The Mets lost to the Marlins tonight, 4-1, but will be returning home to phace the Phillies this weekend in a series that, frankly, doesn’t mean that much (to the Mets). They’ve more or less sewn up the NL East…just as they had 20 years ago, in the 1986 championship season that has sadly supplanted Mr. Met and his amazing TV commercials as the centerpiece of this year’s Mets marketing campaign. In the Bergen Record, Bob Klapisch writes of his correspondence with Dwight Gooden, who will not be making the Mets’ celebratory reunion game on August 19. B-Klap’s old writing partner and mid-’80s Mets super-ace is currently serving a seven month jail sentence and trying to get clean (again) in Florida.



“If there’d been a higher league in 1985, Doc would’ve been called up in May,” (Ron) Darling said. “You know how you see in the Little League World Series, some kid who’s 6-0 and looks like he’s already shaving? Too good to be playing against everyone else? That was Doc that year, he embarrassed hitters. He was one of the faces of the Mets, he and Darryl and Keith and Kid rejuvenated the franchise from the early Eighties.”

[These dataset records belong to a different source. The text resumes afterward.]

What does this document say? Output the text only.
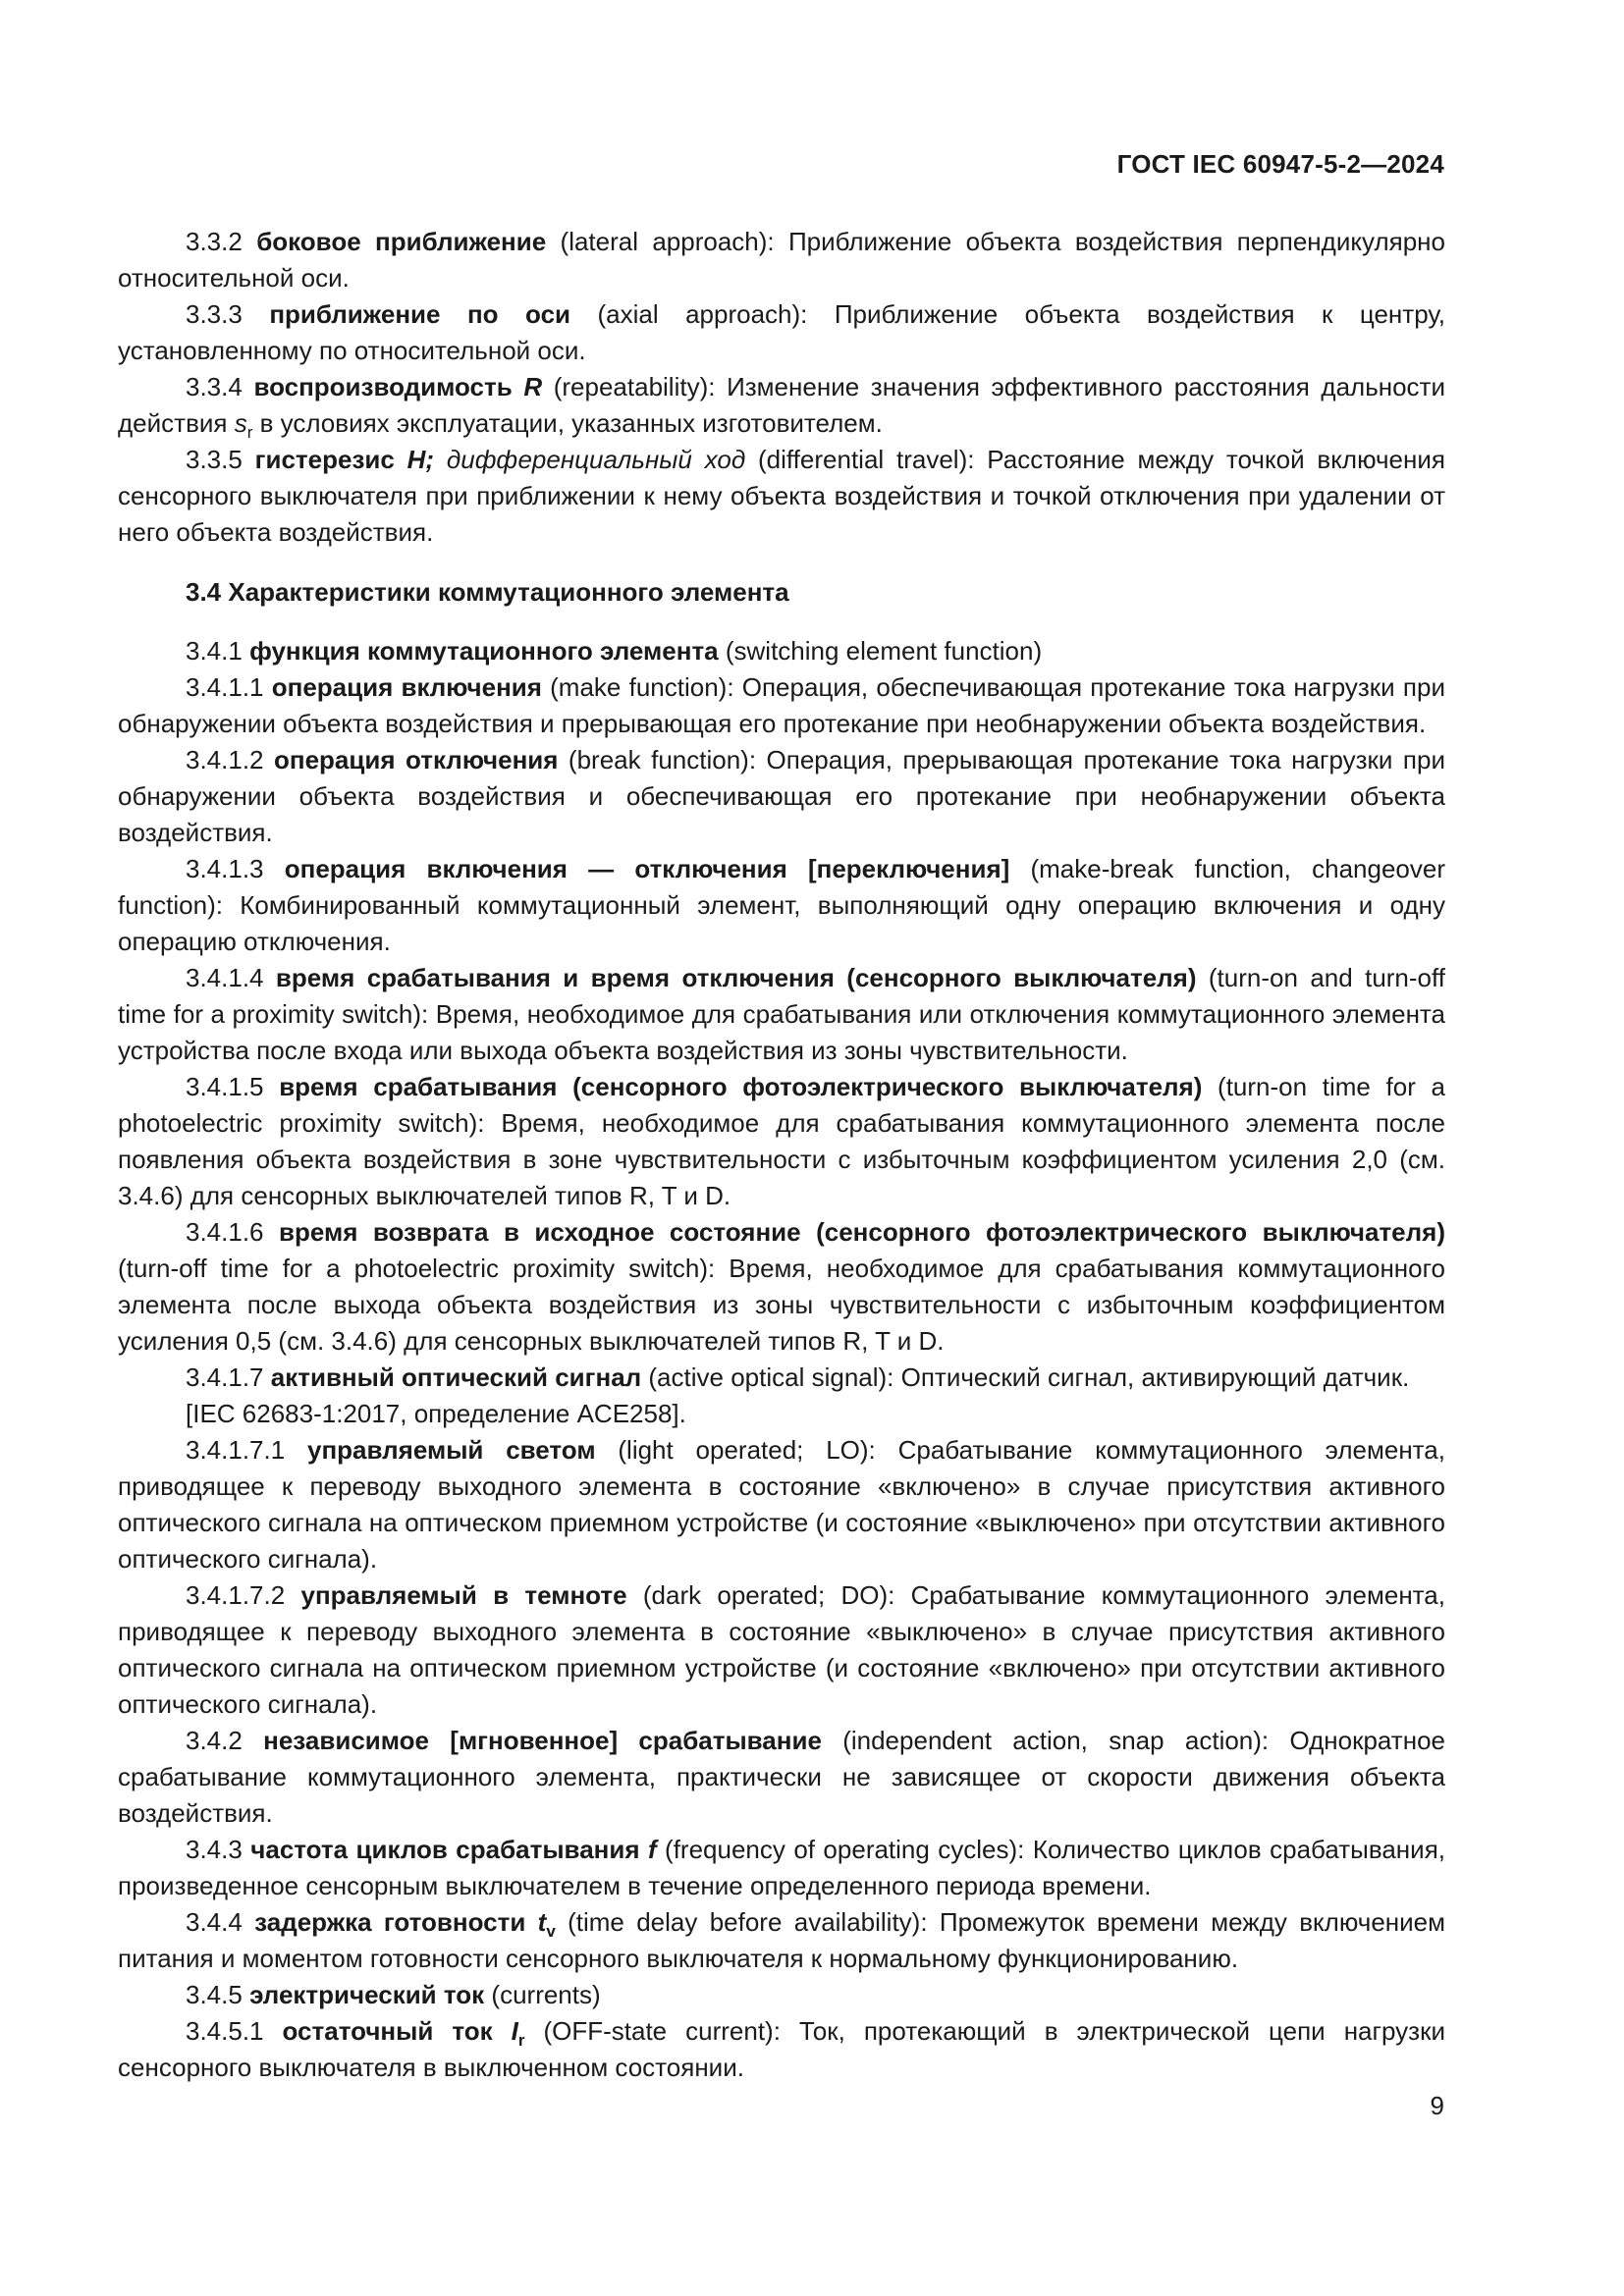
ГОСТ IEC 60947-5-2—2024

3.3.2 боковое приближение (lateral approach): Приближение объекта воздействия перпендикулярно относительной оси.

3.3.3 приближение по оси (axial approach): Приближение объекта воздействия к центру, установленному по относительной оси.

3.3.4 воспроизводимость R (repeatability): Изменение значения эффективного расстояния дальности действия $s_r$ в условиях эксплуатации, указанных изготовителем.

3.3.5 гистерезис H; дифференциальный ход (differential travel): Расстояние между точкой включения сенсорного выключателя при приближении к нему объекта воздействия и точкой отключения при удалении от него объекта воздействия.

3.4 Характеристики коммутационного элемента

3.4.1 функция коммутационного элемента (switching element function)

3.4.1.1 операция включения (make function): Операция, обеспечивающая протекание тока нагрузки при обнаружении объекта воздействия и прерывающая его протекание при необнаружении объекта воздействия.

3.4.1.2 операция отключения (break function): Операция, прерывающая протекание тока нагрузки при обнаружении объекта воздействия и обеспечивающая его протекание при необнаружении объекта воздействия.

3.4.1.3 операция включения — отключения [переключения] (make-break function, changeover function): Комбинированный коммутационный элемент, выполняющий одну операцию включения и одну операцию отключения.

3.4.1.4 время срабатывания и время отключения (сенсорного выключателя) (turn-on and turn-off time for a proximity switch): Время, необходимое для срабатывания или отключения коммутационного элемента устройства после входа или выхода объекта воздействия из зоны чувствительности.

3.4.1.5 время срабатывания (сенсорного фотоэлектрического выключателя) (turn-on time for a photoelectric proximity switch): Время, необходимое для срабатывания коммутационного элемента после появления объекта воздействия в зоне чувствительности с избыточным коэффициентом усиления 2,0 (см. 3.4.6) для сенсорных выключателей типов R, T и D.

3.4.1.6 время возврата в исходное состояние (сенсорного фотоэлектрического выключателя) (turn-off time for a photoelectric proximity switch): Время, необходимое для срабатывания коммутационного элемента после выхода объекта воздействия из зоны чувствительности с избыточным коэффициентом усиления 0,5 (см. 3.4.6) для сенсорных выключателей типов R, T и D.

3.4.1.7 активный оптический сигнал (active optical signal): Оптический сигнал, активирующий датчик.

[IEC 62683-1:2017, определение ACE258].

3.4.1.7.1 управляемый светом (light operated; LO): Срабатывание коммутационного элемента, приводящее к переводу выходного элемента в состояние «включено» в случае присутствия активного оптического сигнала на оптическом приемном устройстве (и состояние «выключено» при отсутствии активного оптического сигнала).

3.4.1.7.2 управляемый в темноте (dark operated; DO): Срабатывание коммутационного элемента, приводящее к переводу выходного элемента в состояние «выключено» в случае присутствия активного оптического сигнала на оптическом приемном устройстве (и состояние «включено» при отсутствии активного оптического сигнала).

3.4.2 независимое [мгновенное] срабатывание (independent action, snap action): Однократное срабатывание коммутационного элемента, практически не зависящее от скорости движения объекта воздействия.

3.4.3 частота циклов срабатывания f (frequency of operating cycles): Количество циклов срабатывания, произведенное сенсорным выключателем в течение определенного периода времени.

3.4.4 задержка готовности $t_v$ (time delay before availability): Промежуток времени между включением питания и моментом готовности сенсорного выключателя к нормальному функционированию.

3.4.5 электрический ток (currents)

3.4.5.1 остаточный ток $I_r$ (OFF-state current): Ток, протекающий в электрической цепи нагрузки сенсорного выключателя в выключенном состоянии.

9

Don’t think Gooden is unaware of the world passing him by. He has limited phone privileges in prison, but he’s had visitors in Gainesville, including the New York Post, which sent a reporter to see him in May. Gooden told the paper how slowly the days pass and what a mistake it had been for him to choose his seven-month sentence instead of reinstatement of his probation.

Gooden apparently knew he could no longer trust himself in the outside world. One more slip-up and he was facing a five-year term, said the judge, so Doc decided seven months was manageable, considering that he would he entering the prison’s drug rehab program. Irony of ironies, this was the same facility that housed Darryl Strawberry in 2002.

I wrote to Gooden in June, asking for an interview. Two weeks later, a letter appeared in my mailbox. It was Doc’s handwriting, but instead of the flowing, charismatic autograph from his heyday, his name was neatly printed like a grade schooler’s in the return address line. Dwight had a nickname, but it wasn’t Doc. It was his prisoner number, T4 7272A2 118, right next to the postmark which was stamped: “Mailed from a State Correctional Institution.”

Gooden wrote in long-hand. on old-school, three-hole notebook paper. He didn’t hide his misery.

“The treatment part of [jail] is nasty and it’s like a torture chamber,” Gooden wrote, later adding, “This place has changed a lot since Straw was here.”